An aqueous solution contains `0.10 M H_(2)S` and 0.20 M HCl. If the equilibrium constants for the formation of `HS^(–)` from `H_(2)S` is `1.0xx10^(–7)` and that of `S^(2-)` from `HS^(–)` ions is `1.2xx10^(–13)` then the concentration of `S^(2-)` ions in aqueous solution is

To solve the problem, we need to find the concentration of \( S^{2-} \) ions in the given solution containing \( H_2S \) and \( HCl \).
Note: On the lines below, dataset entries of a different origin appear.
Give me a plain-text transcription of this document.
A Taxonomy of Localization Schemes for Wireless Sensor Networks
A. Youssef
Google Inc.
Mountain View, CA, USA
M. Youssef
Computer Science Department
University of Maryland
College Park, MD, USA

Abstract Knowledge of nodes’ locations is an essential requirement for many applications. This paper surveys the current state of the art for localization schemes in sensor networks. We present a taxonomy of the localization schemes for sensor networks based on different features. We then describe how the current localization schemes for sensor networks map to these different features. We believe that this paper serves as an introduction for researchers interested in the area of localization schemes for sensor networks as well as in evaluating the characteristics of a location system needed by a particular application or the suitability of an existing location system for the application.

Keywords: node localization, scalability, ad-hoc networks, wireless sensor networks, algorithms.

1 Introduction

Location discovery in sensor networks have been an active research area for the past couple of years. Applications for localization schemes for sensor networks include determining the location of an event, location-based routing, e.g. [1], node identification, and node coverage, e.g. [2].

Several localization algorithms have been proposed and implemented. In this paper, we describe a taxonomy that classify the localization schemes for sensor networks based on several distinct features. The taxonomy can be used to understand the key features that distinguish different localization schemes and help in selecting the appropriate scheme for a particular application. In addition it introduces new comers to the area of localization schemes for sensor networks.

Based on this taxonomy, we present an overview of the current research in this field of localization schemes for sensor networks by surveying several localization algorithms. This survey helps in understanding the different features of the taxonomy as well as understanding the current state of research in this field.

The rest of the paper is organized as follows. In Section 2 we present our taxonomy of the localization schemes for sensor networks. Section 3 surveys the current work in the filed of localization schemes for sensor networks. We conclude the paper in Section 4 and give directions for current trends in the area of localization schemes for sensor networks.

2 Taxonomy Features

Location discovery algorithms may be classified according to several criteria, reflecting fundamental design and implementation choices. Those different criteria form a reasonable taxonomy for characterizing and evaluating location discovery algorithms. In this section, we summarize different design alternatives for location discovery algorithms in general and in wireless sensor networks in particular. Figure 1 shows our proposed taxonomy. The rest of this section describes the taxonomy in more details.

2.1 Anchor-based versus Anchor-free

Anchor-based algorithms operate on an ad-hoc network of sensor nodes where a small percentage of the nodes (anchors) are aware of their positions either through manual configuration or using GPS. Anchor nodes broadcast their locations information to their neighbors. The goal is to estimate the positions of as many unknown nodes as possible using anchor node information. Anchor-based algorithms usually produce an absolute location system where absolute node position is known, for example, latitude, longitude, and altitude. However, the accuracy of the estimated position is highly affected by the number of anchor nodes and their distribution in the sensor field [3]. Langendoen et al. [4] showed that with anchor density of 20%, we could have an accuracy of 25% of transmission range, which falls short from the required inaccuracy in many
Let's break down the steps: ### Step 1: Write the dissociation reactions 1. The first dissociation of \( H_2S \): \[ H_2S \rightleftharpoons H^+ + HS^- \] The equilibrium constant for this reaction is given as \( K_a1 = 1.0 \times 10^{-7} \). 2. The second dissociation of \( HS^- \): \[ HS^- \rightleftharpoons H^+ + S^{2-} \] The equilibrium constant for this reaction is given as \( K_a2 = 1.2 \times 10^{-13} \). ### Step 2: Set up the equilibrium expressions For the first dissociation: \[ K_a1 = \frac{[H^+][HS^-]}{[H_2S]} \] For the second dissociation: \[ K_a2 = \frac{[H^+][S^{2-}]}{[HS^-]} \] ### Step 3: Initial concentrations Given: - Initial concentration of \( H_2S = 0.10 \, M \) - Initial concentration of \( HCl = 0.20 \, M \) Since \( HCl \) is a strong acid, it will completely dissociate, contributing \( 0.20 \, M \) of \( H^+ \) ions. ### Step 4: Calculate the concentration of \( H^+ \) The total concentration of \( H^+ \) ions will be: \[ [H^+] = 0.20 \, M + \text{(contribution from } H_2S) \] Assuming \( H_2S \) contributes a negligible amount due to its weak dissociation, we can approximate: \[ [H^+] \approx 0.20 \, M \] ### Step 5: Substitute into the first equilibrium expression Let \( x \) be the concentration of \( HS^- \) produced from the dissociation of \( H_2S \): \[ K_a1 = \frac{(0.20)(x)}{(0.10 - x)} \approx \frac{(0.20)(x)}{0.10} \] Setting this equal to \( 1.0 \times 10^{-7} \): \[ 1.0 \times 10^{-7} = \frac{0.20x}{0.10} \] \[ 1.0 \times 10^{-7} = 2x \] \[ x = \frac{1.0 \times 10^{-7}}{2} = 5.0 \times 10^{-8} \, M \] Thus, \( [HS^-] \approx 5.0 \times 10^{-8} \, M \). ### Step 6: Substitute into the second equilibrium expression Now, we can find \( [S^{2-}] \): Let \( y \) be the concentration of \( S^{2-} \) produced from the dissociation of \( HS^- \): \[ K_a2 = \frac{(0.20)(y)}{(5.0 \times 10^{-8})} \] Setting this equal to \( 1.2 \times 10^{-13} \): \[ 1.2 \times 10^{-13} = \frac{(0.20)(y)}{5.0 \times 10^{-8}} \] \[ y = \frac{1.2 \times 10^{-13} \times 5.0 \times 10^{-8}}{0.20} \] \[ y = \frac{6.0 \times 10^{-21}}{0.20} = 3.0 \times 10^{-20} \, M \] ### Final Answer The concentration of \( S^{2-} \) ions in the aqueous solution is: \[ [S^{2-}] = 3.0 \times 10^{-20} \, M \]